C’est vrai, mais seulement en partie. Pour l’instant, il y a environ 100 000 commerçants qui acceptent le paiement en bitcoins dans le monde. Ce sont surtout les vendeurs en ligne qui ont adopté ce système de paiement. Pour trouver facilement les commerces où l’on peut payer en utilisant de la cryptomonnaie, rendez-vous vite sur Bitcoins.fr. Même s’ils sont rares, il existe tout de même quelques commerces qui acceptent le bitcoin comme ceux du 2e arrondissement de Paris, sur le passage du Grand-Cerf. Le paiement est très simple, il suffit de prendre le QR affiché près de l’article en photo avec une application dédiée et de valider l’achat.

 

En France, seul l’euro a cours légal et le prix des articles doit donc être affiché en monnaie européenne. Selon l’AMF, il est possible qu’un commerçant refuse un paiement en bitcoin, mais par contre, il ne peut pas refuser un paiement en euros. À titre d’information, il existe environ 4500 autres monnaies numériques dans le monde, mais qui n’ont pas cours légal, comme Dash, Dogecoin, Namecoin, Ether ou encore Litecoin.

 

Si vous faites partie de ceux qui croient au potentiel et à l’avenir des bitcoins, le mieux est de les garder pendant que leur cours est en pleine croissance. Selon les économistes, payer avec un bitcoin n’a pas vraiment d’intérêt si l’on habite dans un pays dont la monnaie est stable et où il n’y a pas d’inflation, comme en Europe ou aux États-Unis par exemple. Par contre, on constate que le bitcoin émerge dans certains pays, comme l’Argentine ou le Venezuela, où la monnaie s’effondre actuellement.
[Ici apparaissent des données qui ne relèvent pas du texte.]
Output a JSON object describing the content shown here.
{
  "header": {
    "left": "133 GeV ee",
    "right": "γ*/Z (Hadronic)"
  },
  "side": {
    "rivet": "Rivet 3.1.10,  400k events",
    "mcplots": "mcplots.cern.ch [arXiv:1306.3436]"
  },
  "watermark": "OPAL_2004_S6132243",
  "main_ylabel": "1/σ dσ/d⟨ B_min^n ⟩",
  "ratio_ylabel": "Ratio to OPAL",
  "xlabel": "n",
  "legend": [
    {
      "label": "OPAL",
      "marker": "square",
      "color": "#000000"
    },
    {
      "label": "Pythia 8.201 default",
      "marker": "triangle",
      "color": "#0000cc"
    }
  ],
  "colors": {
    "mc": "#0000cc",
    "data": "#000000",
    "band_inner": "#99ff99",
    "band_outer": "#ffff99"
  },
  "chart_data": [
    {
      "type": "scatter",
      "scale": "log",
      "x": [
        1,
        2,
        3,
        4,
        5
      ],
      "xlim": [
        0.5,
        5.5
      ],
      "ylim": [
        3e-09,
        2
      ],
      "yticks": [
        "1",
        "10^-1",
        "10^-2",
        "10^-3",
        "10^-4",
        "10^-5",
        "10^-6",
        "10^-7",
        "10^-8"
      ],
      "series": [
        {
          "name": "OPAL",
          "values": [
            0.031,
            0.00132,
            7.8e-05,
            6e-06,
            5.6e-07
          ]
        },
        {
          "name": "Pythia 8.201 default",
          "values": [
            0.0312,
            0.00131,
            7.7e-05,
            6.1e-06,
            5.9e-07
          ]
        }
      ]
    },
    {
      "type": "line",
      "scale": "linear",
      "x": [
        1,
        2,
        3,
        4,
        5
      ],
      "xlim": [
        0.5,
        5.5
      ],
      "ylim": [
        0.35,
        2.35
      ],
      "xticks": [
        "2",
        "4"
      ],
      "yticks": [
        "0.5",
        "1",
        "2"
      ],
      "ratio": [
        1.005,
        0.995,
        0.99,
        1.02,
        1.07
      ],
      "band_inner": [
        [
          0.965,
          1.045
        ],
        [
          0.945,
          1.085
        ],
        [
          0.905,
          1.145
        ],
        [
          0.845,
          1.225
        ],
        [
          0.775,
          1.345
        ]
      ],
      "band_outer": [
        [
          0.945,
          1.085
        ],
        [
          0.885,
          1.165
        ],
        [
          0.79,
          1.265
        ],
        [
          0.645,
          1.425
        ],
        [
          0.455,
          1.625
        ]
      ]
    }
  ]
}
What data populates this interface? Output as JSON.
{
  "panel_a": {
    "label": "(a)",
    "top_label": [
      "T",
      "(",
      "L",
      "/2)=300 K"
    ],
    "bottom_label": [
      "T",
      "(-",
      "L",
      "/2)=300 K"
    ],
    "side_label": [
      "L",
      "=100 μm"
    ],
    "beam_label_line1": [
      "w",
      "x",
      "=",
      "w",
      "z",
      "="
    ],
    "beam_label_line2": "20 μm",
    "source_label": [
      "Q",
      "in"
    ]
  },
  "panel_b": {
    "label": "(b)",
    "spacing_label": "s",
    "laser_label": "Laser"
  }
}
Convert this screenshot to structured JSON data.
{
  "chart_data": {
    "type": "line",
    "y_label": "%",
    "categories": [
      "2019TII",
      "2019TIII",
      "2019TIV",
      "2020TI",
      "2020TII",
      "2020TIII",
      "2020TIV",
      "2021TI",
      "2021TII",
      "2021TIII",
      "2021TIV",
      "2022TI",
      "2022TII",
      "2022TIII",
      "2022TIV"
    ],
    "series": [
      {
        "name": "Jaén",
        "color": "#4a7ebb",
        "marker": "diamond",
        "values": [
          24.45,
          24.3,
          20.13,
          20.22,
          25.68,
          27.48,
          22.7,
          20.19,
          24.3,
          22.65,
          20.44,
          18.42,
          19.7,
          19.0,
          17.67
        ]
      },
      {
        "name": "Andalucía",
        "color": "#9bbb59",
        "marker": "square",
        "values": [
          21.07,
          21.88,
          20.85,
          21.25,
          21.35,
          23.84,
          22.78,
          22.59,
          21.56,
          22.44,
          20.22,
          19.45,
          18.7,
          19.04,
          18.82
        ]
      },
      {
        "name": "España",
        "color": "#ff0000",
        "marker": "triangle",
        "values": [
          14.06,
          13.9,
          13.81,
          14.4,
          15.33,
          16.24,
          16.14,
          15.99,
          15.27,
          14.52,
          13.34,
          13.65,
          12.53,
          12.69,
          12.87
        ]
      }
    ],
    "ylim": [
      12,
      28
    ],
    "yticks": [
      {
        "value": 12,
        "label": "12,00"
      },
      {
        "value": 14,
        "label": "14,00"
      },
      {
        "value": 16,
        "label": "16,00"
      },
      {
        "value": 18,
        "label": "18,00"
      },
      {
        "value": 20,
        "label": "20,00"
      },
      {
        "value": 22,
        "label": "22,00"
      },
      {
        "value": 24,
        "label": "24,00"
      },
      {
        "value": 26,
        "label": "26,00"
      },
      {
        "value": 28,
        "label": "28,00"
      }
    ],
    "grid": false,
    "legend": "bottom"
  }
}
Ce sont les trafiquants qui utilisent le plus le bitcoin

C’est une idée reçue qui concerne toutes les monnaies du monde, le bitcoin n’est pas une exception. Bien que le bitcoin s’échange uniquement par internet et qu’il n’y a donc pas de billets ni de pièces, mais cela ne veut pas dire que les transactions sont anonymes. Comme précisé un peu plus haut, pour acheter un bitcoin, il faut d’abord faire un virement SEPA. Ainsi, toutes les transactions et les informations d’un utilisateur sur le réseau bitcoin sont enregistrées dans la blockchain. De plus, lorsqu’un utilisateur voudra échanger ses bitcoins contre des euros, il sera dans l’obligation de se rendre dans une banque. Là encore, Tracfin (Traitement du renseignement et action contre les circuits financiers clandestins) pourra surveiller de près la blockchain des comptes où de grosses transactions pouvant être suspectées comme étant d’origine illicite ont transité. Il faut garder cette information en tête : il est possible et facile de remonter n’importe quelle transaction.

 

Toujours est-il que certains trafiquants ont déjà utilisé le bitcoin. En 2013, par exemple, un site américain qui vendait de la drogue, fermé depuis, utilisait le bitcoin comme moyen de paiement. Malgré cet incident, le cours du bitcoin n’a pas baissé. On peut donc en conclure qu’il est parfaitement possible que ce genre de trafic soit marginal.

 

Pourtant, depuis le mois de septembre, les échanges de cryptomonnaies sont interdits en Chine. D’abord pour ne pas risquer de déstabiliser le système financier du pays, mais aussi pour éviter les activités illégales.